Le soir tombe assez tôt en cette période de l'année, et les moustiques viennent en meutes. Je me réfugie donc assez tôt sous la moustiquaire de mon lit. Souvent les voisins regardent la télé très fort ou écoutent de la musique. Depuis que mes hôtes ont achetés une télé, les mioches sont scotchés sur une version espagnole de Plus belle la vie, qu'ils regardent en boucle. Faut dire qu'il n'y a pas d'antenne et pas des centaines de dvd piratés.

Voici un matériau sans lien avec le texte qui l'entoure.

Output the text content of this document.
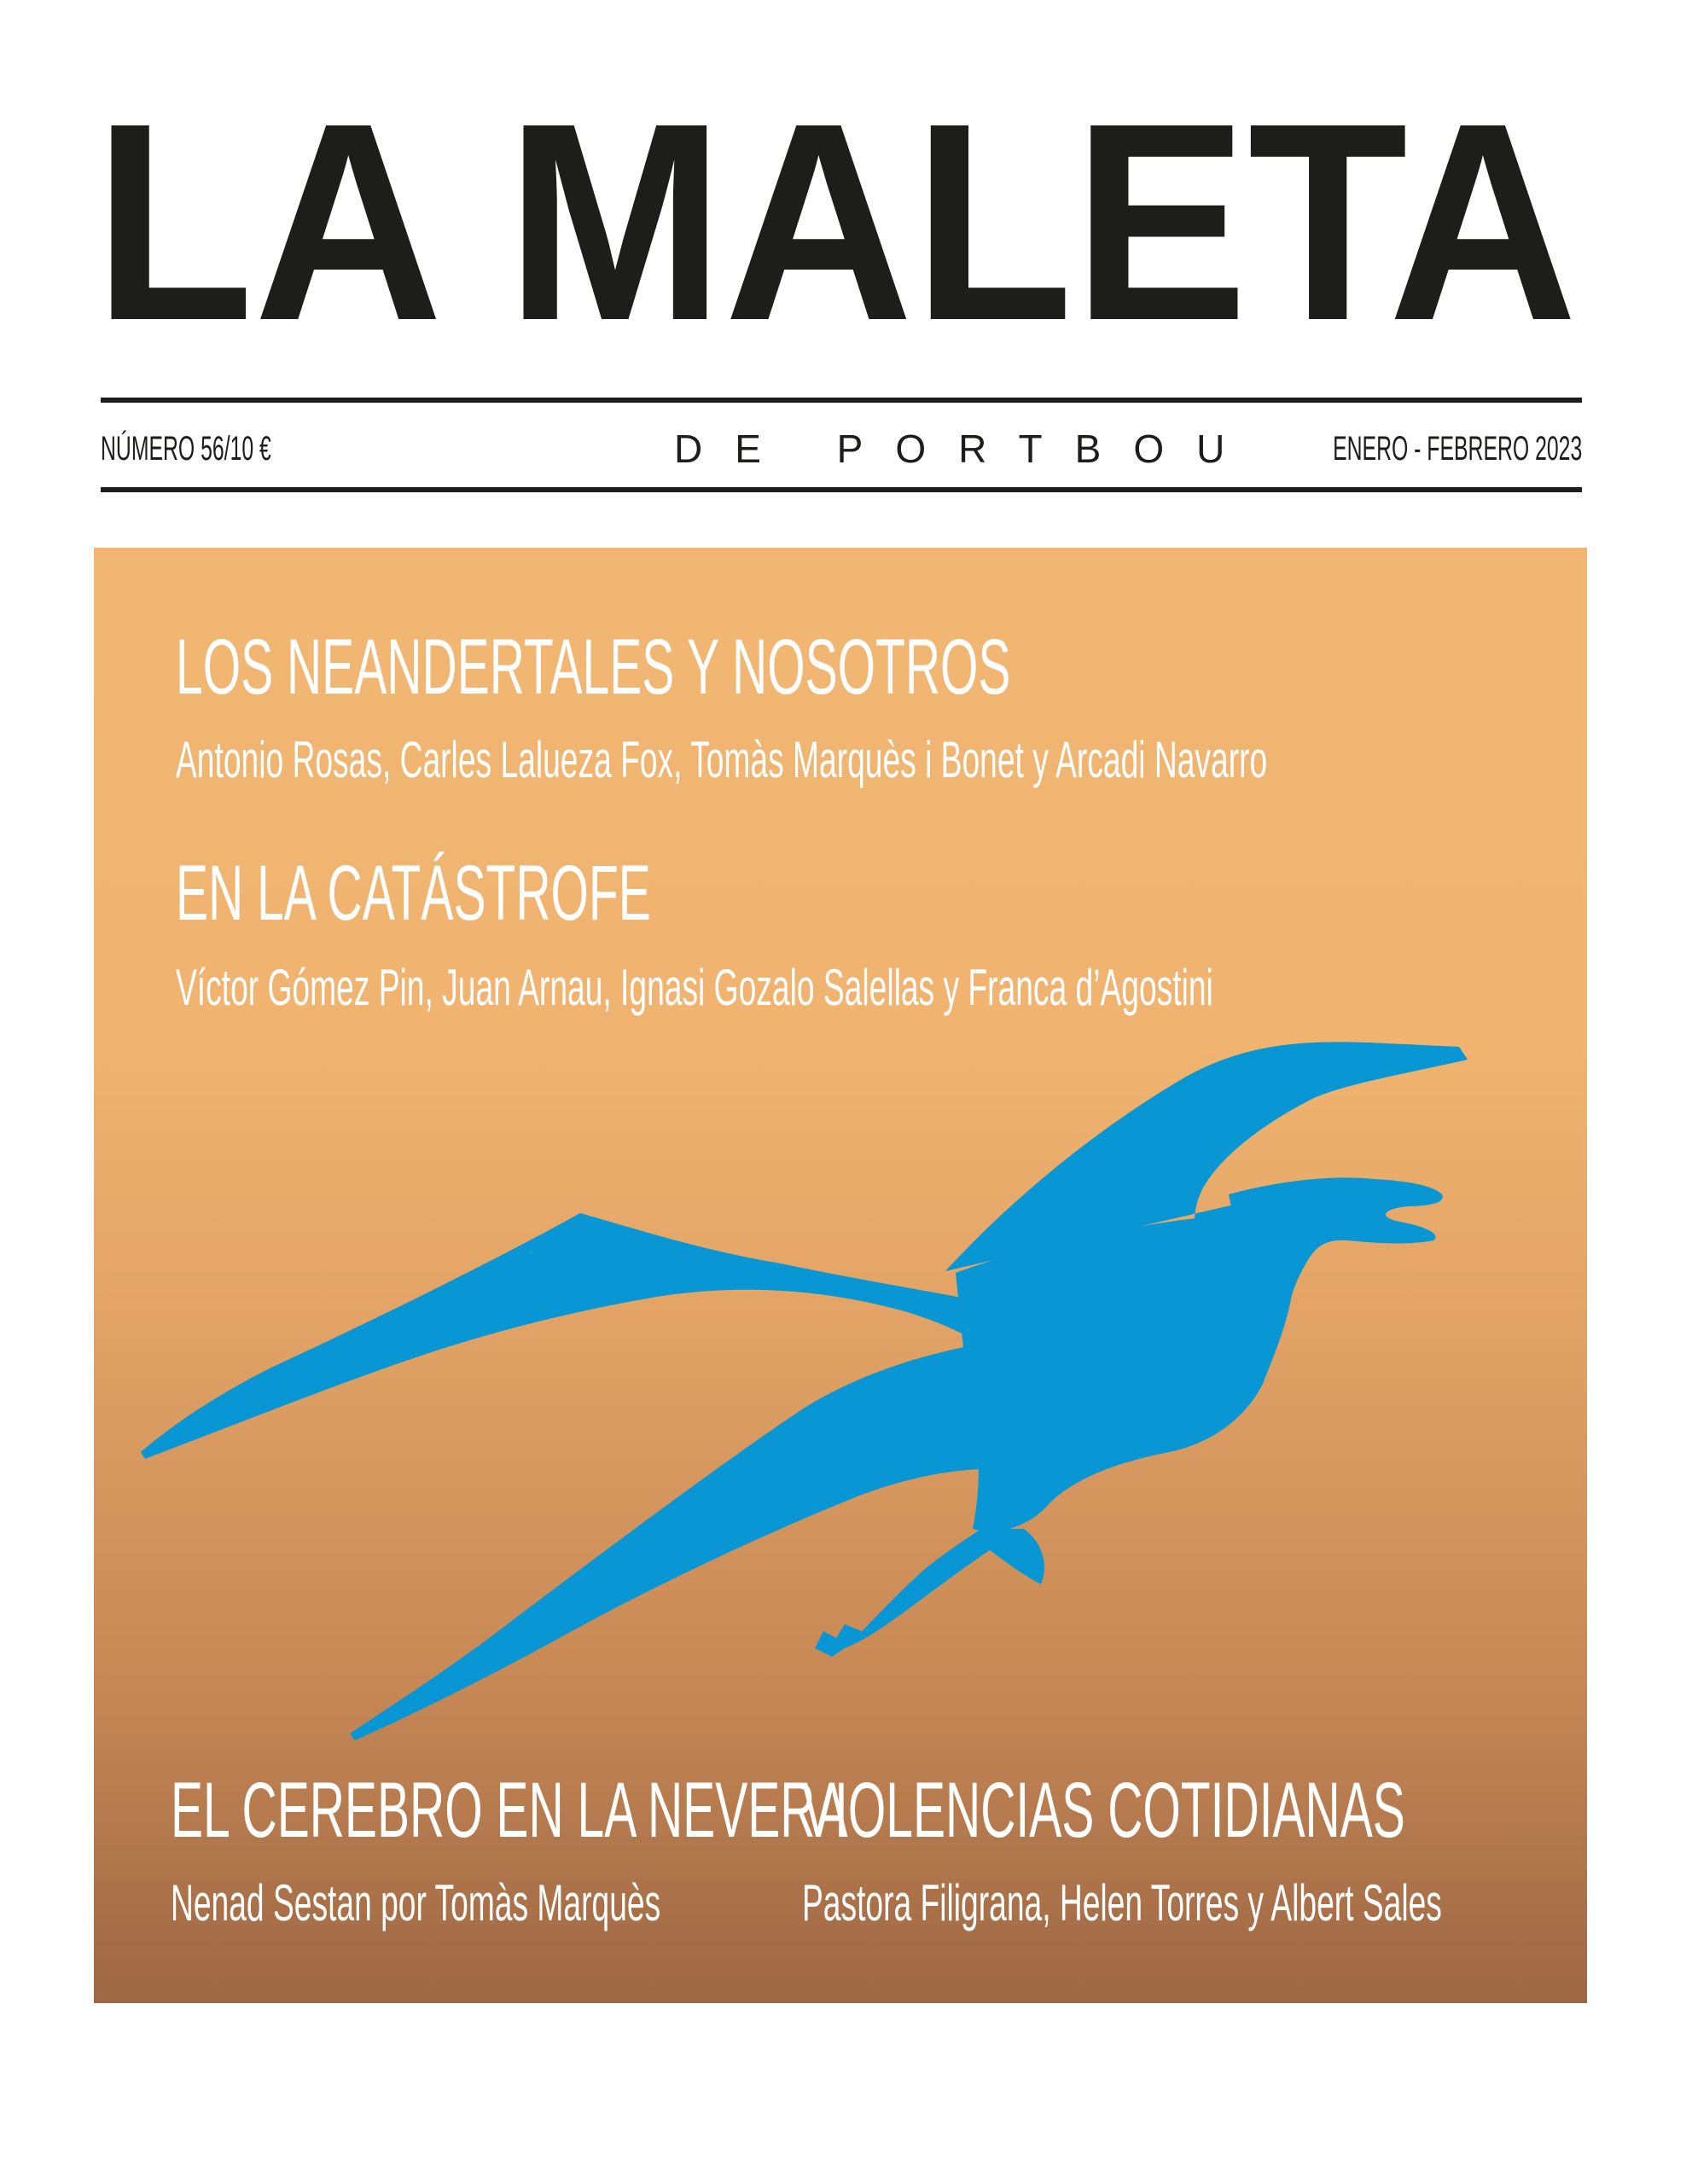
LA MALETA
NÚMERO 56/10 €	DE PORTBOU ENERO - FEBRERO 2023
LOS NEANDERTALES Y NOSOTROS

Antonio Rosas, Carles Lalueza Fox, Tomàs Marquès i Bonet y Arcadi Navarro

EN LA CATÁSTROFE

Víctor Gómez Pin, Juan Arnau, Ignasi Gozalo Salellas y Franca d’Agostini

EL CEREBRO EN LA NEVERA

Nenad Sestan por Tomàs Marquès

VIOLENCIAS COTIDIANAS

Pastora Filigrana, Helen Torres y Albert Sales
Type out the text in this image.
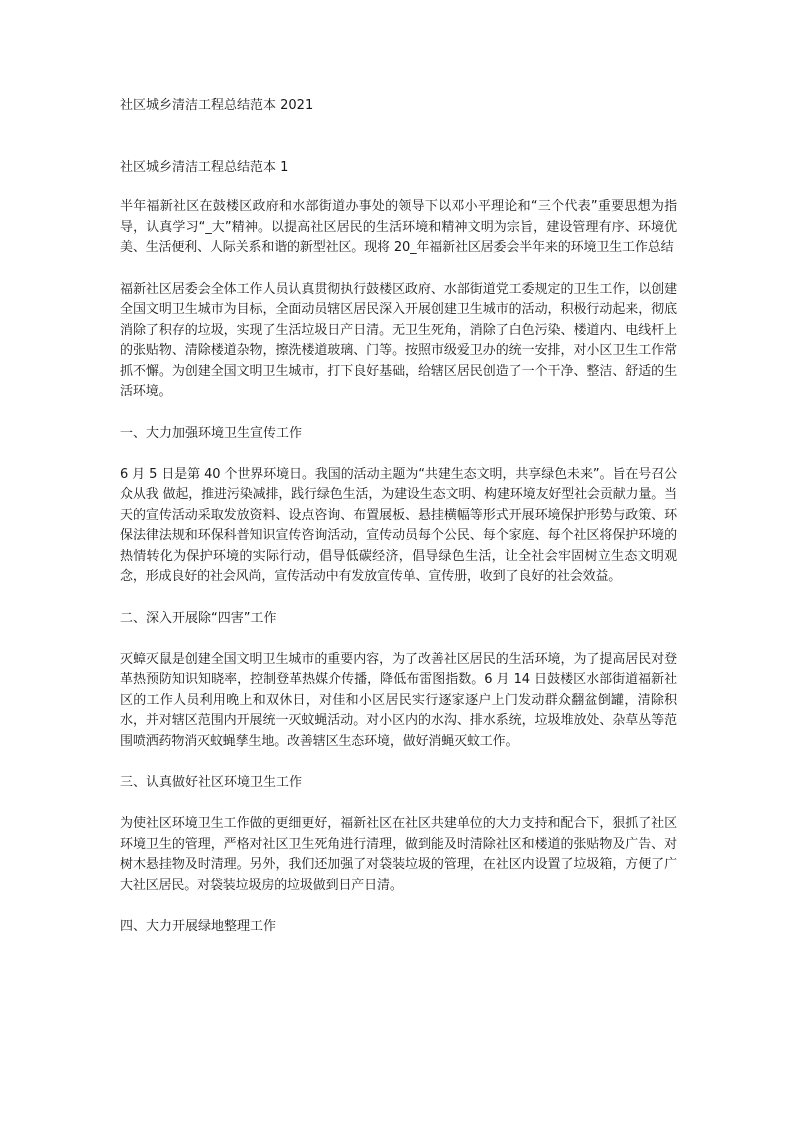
社区城乡清洁工程总结范本 2021
社区城乡清洁工程总结范本 1

半年福新社区在鼓楼区政府和水部街道办事处的领导下以邓小平理论和“三个代表”重要思想为指导，认真学习“_大”精神。以提高社区居民的生活环境和精神文明为宗旨，建设管理有序、环境优美、生活便利、人际关系和谐的新型社区。现将 20_年福新社区居委会半年来的环境卫生工作总结

福新社区居委会全体工作人员认真贯彻执行鼓楼区政府、水部街道党工委规定的卫生工作，以创建全国文明卫生城市为目标，全面动员辖区居民深入开展创建卫生城市的活动，积极行动起来，彻底消除了积存的垃圾，实现了生活垃圾日产日清。无卫生死角，消除了白色污染、楼道内、电线杆上的张贴物、清除楼道杂物，擦洗楼道玻璃、门等。按照市级爱卫办的统一安排，对小区卫生工作常抓不懈。为创建全国文明卫生城市，打下良好基础，给辖区居民创造了一个干净、整洁、舒适的生活环境。

一、大力加强环境卫生宣传工作

6 月 5 日是第 40 个世界环境日。我国的活动主题为“共建生态文明，共享绿色未来”。旨在号召公众从我 做起，推进污染减排，践行绿色生活，为建设生态文明、构建环境友好型社会贡献力量。当天的宣传活动采取发放资料、设点咨询、布置展板、悬挂横幅等形式开展环境保护形势与政策、环保法律法规和环保科普知识宣传咨询活动，宣传动员每个公民、每个家庭、每个社区将保护环境的热情转化为保护环境的实际行动，倡导低碳经济，倡导绿色生活，让全社会牢固树立生态文明观念，形成良好的社会风尚，宣传活动中有发放宣传单、宣传册，收到了良好的社会效益。

二、深入开展除“四害”工作

灭蟑灭鼠是创建全国文明卫生城市的重要内容，为了改善社区居民的生活环境，为了提高居民对登革热预防知识知晓率，控制登革热媒介传播，降低布雷图指数。6 月 14 日鼓楼区水部街道福新社区的工作人员利用晚上和双休日，对佳和小区居民实行逐家逐户上门发动群众翻盆倒罐，清除积水，并对辖区范围内开展统一灭蚊蝇活动。对小区内的水沟、排水系统，垃圾堆放处、杂草丛等范围喷洒药物消灭蚊蝇孳生地。改善辖区生态环境，做好消蝇灭蚊工作。

三、认真做好社区环境卫生工作

为使社区环境卫生工作做的更细更好，福新社区在社区共建单位的大力支持和配合下，狠抓了社区环境卫生的管理，严格对社区卫生死角进行清理，做到能及时清除社区和楼道的张贴物及广告、对树木悬挂物及时清理。另外，我们还加强了对袋装垃圾的管理，在社区内设置了垃圾箱，方便了广大社区居民。对袋装垃圾房的垃圾做到日产日清。

四、大力开展绿地整理工作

Je survis en écoutant de la musique, et je me dois de remercier le voisin, qui m'a passé plein de musique sympathique, dont des "classiques" des années 80, Abba, Chicago, Bee Gees, Village People,...ça change des ritournelles latino qui tournent en boucle ici. Mon kit de survie musical est là pour les moments les plus difficiles, je vous l'ai d'ailleurs détaillé sur une page spéciale (mais vous pouvez commenter ici) !

Le repas du soir est souvent très simple, proche du petit déjeuner, souvent seulement du pain et du café. Même les enfants boivent du café le soir, mais il doit être moins fort que celui que l'on a en France puisqu'il n'empêche pas trop de dormir. Dès qu'une personne n'a plus envie de manger elle se lève et dit provecho, gracias puis se barre sans demander son reste. Pour ma part, je reste souvent un peu pour profiter de la fraîcheur nocturne et discuter avec mes hôtes. Après quoi je retourne sous ma moustiquaire pour travailler à nouveau ou lire. J'essaye de me coucher assez tôt, sachant ce qui m'attends le lendemain matin.
La chambre des parents, qui sert aussi de coin rangement

Dans l'ensemble, le rythme est assez tranquille, mais il y a toujours du bruit, et des vas-et-vient de motos. C'est une ambiance qui n'empêche pas le travail mais ne le favorise pas non plus, les gens allant et venant, partant chasser, pêcher, chercher du bois pour le feu ou descendant en ville pour quelques jours. Mais je glisse déjà vers le sujet d'un autre article ! Pour celui-ci je vais m'arrêter là ! J'espère vos journées plus variées et enthousiasmantes que les miennes !

3 commentaires:

  1. Très agréable à lire, encore une fois ;p

    Bon c'est vrai que la viande c'est la vie, mais à force ça doit vraiment manquer les légumes !!
    ça leur fera pas de mal de s'y mettre.

    Moi je la veux bien ton histoire au fait !!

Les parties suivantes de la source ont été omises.